En 2025, deux films français ont pris le parti de croquer, à la lisière de nouveaux médias, le récit d’une crise d’information dans un contexte insulaire plus ou moins lointain par rapport à l’Hexagone. Le premier est Le Mohican, de Frédéric Farrucci, dans lequel Alexis Manenti, un humble berger corse qui souhaite conserver son terrain malgré l’insistance de la mafia, entre en résistance et en cavale contre elle, aventure commentée sur Twitter par sa nièce. Le second est Magma, de Cyprien Vial, dans lequel Marina Foïs, directrice de l’Observatoire de La Soufrière, en Guadeloupe, doit piloter la gestion d’une possible coulée, bravant avec plus ou moins de succès l’inquiétude et l’excès de zèle de Mathieu Demy dans le rôle d’un préfet. Bourrées d’opinions sur un certain nombre de problématiques contemporaines, au sujet d’une paire de territoires trop souvent pris à la légère par l’État, les deux œuvres ont très envie de mettre le cinéma de genre au service d’actualités, de glisser, via des feintes, l’urgence dans des poncifs bien connus. Le Mohican utilise l’unité d’action du film de fugitif, de maquisard, pour se dresser contre la « bétonnisation » de la Corse, soit une crise d’urbanisme qui finira bien par, un jour, devenir le problème de tout le monde, car les désastres fonciers deviennent toujours des désastres financiers. Magma, quant à lui, utilise les regards graves et les discussions houleuses des films catastrophe, l’inconfort de la vie transitoire qu’ils relatent souvent, pour dénoncer le point auquel des considérations politiques intéressées peuvent dégrader et désorganiser le quotidien (le travail, le logement) des personnes qu’elles prétendent protéger.

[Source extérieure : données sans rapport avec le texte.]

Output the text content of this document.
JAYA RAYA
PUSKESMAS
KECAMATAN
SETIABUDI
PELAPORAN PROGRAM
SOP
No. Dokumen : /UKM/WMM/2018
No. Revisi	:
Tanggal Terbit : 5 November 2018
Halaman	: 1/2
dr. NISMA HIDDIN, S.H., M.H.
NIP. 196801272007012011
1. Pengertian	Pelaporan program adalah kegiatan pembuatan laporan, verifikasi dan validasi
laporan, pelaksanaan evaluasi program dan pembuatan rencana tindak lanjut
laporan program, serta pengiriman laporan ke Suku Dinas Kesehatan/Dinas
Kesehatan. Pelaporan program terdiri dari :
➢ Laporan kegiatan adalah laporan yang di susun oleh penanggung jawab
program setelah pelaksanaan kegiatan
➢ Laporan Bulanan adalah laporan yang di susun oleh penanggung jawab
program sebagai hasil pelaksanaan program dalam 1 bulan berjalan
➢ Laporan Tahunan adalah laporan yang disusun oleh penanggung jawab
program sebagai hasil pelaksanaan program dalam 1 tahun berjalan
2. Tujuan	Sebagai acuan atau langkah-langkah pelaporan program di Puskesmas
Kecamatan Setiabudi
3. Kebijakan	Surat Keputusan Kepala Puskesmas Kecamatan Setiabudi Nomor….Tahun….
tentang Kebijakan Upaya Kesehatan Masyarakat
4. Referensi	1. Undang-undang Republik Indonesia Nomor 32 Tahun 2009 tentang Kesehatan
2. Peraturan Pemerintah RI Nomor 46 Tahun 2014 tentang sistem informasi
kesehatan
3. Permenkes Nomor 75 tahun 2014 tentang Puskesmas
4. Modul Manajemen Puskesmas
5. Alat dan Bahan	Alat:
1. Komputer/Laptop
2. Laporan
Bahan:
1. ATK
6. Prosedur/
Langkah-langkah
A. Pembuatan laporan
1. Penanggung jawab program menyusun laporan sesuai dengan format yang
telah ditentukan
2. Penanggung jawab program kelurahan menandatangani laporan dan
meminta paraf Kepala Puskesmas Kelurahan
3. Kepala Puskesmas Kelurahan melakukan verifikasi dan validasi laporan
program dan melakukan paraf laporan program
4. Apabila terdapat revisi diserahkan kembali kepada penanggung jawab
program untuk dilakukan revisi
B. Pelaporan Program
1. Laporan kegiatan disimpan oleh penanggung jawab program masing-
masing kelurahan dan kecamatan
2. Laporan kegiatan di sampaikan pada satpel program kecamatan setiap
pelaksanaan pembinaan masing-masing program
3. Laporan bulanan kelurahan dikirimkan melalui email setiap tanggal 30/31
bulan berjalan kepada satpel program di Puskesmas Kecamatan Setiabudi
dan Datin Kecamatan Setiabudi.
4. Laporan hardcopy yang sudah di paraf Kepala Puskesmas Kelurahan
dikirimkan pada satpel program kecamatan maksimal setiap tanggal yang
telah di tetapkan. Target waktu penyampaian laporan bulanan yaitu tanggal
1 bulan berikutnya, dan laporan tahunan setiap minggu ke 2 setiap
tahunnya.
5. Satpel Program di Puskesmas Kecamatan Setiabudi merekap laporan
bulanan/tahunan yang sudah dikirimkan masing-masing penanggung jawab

Des propositions engagées ? Oui dans les deux cas, mais de façon assez naïve : face à la mainmise de la binarité « avec eux / contre eux » sur les discours autour de la mafia et de l’avenir de la Corse, Le Mohicain suggère… le réseau social d’Elon Musk comme alternative, gangréné par une intelligence artificielle superflue, par une modération extrêmement lacunaire, et par un encouragement général aux propos radicaux et virulents. Et Magma, face à des prises de paroles gouvernementales contradictoires, et à des conférences de presse lestées dans lesquelles les deux protagonistes se jettent des piques, contre-propose des antennes libres à la radio et se termine sur un vlog. Si l’idée que des formes de prises de paroles ouvertes à tous sont libératrices, car démocratiques (elles sont d’ailleurs plutôt coup-de-gueulocratiques), est risible pour quiconque a réellement passé un peu de temps sur les réseaux sociaux, le problème du Mohican, et surtout, de Magma, est qu’elle est peu cinégénique. La sauce ne prend pas. La vitesse accélérée de notre époque 5G et l’amplitude visuelle qu’ont d’ordinaire les scénarios-carcans de Farrucci et de Vial, c’est comme l’eau et l’huile, ça ne se mélange pas.

Le Berger et l’Analyste.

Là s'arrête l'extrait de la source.